Having sold more than 20 million games, and at one point having a value of more than $500 million, Ensemble Studios was once one of the industry’s most successful developers.
It had a number of games in planning stages at the time of its closure in 2009, including a Halo MMO codenamed “Titan”.
A leaked email from then-boss of Microsoft Game Studios Phil Spencer revealed that the studio was simply too expensive to run, and that Microsoft had decided to divide its assets across other internal agencies.
It was a shame, because Ensemble’s legacy is a strong one that will last the ages among fans of the RTS genre.
Lionhead Studios was well-known for its God game series on PC and Mac, Black & White, before being bought by Microsoft in 2006.
Since then, there have been six more Fable games, with another unannounced Fable game expected next year.
While it hasn’t quite reached the same level of quality with its games as it did with Black & White and its sequel since having been acquired by Microsoft, its work on the Fable franchise has helped establish it as one of the Xbox brand’s most successful, both critically and commercially, with more than 10 million units sold across all entries developed by Lionhead.
Easily the company’s most important and expensive acquisition, Mojang presents an interesting opportunity for Microsoft and Xbox moving forward.

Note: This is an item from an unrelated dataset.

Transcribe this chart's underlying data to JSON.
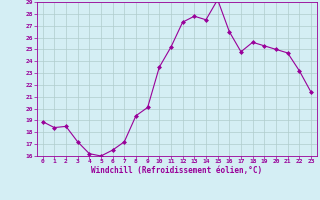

The Xbox entries of Minecraft have been a phenomenal success, and for a whopping $4 billion, it appears that Microsoft is prepared to invest even more in the series’ evolution on the platform.
FASE Studios – Developer of MechCommander and MechWarrior games, as well as the critically panned reimagining of Shadowrun in 2007 for Xbox 360. The studio is now defunct.
Digital Anvil – Founded by Wing Commander creator Chris Roberts, it made popular Xbox game Brute Force and PC space trading and combat game Freelancer. Despite both games being relative critical and commercial successes, the studio folded in 2006.
BigPark – Now focusing on Xbox One entertainment apps, BigPark started at Microsoft as the developer of Kinect Joy Ride and Kinect Sports: Season Two.
Twisted Pixel – This small developer was bought by Microsoft in 2011 following the success of the likes of ’Splosion Man and Comic Jumper. It’s since made The Gunstringer, a surprisingly good Kinect game for Xbox 360, and LocoCycle, an Xbox One game that was critically panned. It’s now working on an unannounced project.